Tanjung Gemuk (literally translated as the "Fat Cape") is a small coastal village near Port Dickson in the Malaysian state of Negeri Sembilan. Its beach is part of Port Dickson's long coastline fronting the Strait of Malacca.

There is a holiday resort, Glory Beach Resort, built approximately 5 years ago in Tanjung Gemuk. It is not a luxurious resort but an economic accommodation option which attracts many tourists from all over the country and even from countries around Malaysia because of its low price, good service and fairly good facilities. Recently, many water chalets have been built in Tanjung Gemuk. One of them is Grand Lexis (formerly known as The Legend International Water Homes), which not only provide water chalets but normal rooms with good facilities. Tanjung Gemuk is still a fairly big residential area despite the hotel and the resort. There are also some coffee shops and grocery shops where residents and tourists always visit.

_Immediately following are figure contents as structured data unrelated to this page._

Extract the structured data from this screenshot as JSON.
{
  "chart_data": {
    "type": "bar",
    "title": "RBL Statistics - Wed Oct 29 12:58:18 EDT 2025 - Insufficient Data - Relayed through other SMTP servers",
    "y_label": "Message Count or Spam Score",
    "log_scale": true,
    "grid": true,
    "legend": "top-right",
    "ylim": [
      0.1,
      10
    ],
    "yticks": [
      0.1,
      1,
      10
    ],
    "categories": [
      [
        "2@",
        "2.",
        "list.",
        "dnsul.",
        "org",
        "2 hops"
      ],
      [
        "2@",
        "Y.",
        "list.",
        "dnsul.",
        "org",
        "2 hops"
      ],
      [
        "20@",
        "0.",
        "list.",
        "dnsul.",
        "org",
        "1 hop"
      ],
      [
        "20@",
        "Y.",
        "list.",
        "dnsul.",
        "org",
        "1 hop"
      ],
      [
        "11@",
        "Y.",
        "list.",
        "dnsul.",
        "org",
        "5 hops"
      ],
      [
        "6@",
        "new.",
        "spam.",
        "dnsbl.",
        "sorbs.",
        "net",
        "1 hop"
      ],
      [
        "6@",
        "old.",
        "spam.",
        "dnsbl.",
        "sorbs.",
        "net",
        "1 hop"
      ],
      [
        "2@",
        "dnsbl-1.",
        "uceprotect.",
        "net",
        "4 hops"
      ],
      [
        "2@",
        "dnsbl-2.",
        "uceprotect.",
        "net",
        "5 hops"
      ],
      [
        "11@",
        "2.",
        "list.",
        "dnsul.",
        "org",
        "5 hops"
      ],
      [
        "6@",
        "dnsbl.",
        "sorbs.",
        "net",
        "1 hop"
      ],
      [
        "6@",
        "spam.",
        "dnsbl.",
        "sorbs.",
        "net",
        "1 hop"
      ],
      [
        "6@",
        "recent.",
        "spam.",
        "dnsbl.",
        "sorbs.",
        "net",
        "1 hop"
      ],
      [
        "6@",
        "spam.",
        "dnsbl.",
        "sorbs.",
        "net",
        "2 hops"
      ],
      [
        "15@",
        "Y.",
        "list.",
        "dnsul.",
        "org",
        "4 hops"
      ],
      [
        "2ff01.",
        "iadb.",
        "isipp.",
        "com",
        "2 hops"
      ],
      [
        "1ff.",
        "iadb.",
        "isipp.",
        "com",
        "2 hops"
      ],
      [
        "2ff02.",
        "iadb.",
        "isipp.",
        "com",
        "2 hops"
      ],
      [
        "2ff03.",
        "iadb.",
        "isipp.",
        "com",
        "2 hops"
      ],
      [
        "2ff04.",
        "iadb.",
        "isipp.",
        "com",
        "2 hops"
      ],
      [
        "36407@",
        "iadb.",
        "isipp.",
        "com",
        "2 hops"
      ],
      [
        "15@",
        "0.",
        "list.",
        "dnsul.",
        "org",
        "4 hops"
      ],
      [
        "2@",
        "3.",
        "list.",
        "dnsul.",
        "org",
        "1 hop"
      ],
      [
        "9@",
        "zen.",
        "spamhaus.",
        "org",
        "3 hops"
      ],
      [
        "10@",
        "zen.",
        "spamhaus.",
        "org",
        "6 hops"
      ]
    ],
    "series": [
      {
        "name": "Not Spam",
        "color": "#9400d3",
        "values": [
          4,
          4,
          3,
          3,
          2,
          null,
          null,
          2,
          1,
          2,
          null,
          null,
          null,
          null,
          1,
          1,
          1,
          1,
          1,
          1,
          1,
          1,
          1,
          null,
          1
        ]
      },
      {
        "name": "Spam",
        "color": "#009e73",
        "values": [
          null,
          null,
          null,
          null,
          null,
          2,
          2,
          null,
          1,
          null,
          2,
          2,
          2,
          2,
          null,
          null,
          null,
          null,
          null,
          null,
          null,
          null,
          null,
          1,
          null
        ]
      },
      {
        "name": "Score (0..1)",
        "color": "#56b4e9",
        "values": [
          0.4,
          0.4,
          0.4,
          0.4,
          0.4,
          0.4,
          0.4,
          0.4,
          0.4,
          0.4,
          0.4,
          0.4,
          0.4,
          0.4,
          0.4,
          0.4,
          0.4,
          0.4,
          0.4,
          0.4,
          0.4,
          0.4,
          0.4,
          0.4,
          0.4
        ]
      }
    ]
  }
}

Turtles have been sighted laying eggs on its beach recently. Locals have seen baby turtles reaching out from the sand heading towards the water.  This is a new phenomenon in Tanjung Gemuk.  After the 2004 Indian Ocean earthquake and tsunami in Indonesia, sea cucumbers were washed up the beach in Tanjung Gemuk; thousands were seen but most of them were dead. Surprised locals combed the beach for the sea cucumbers because they are considered a delicacy.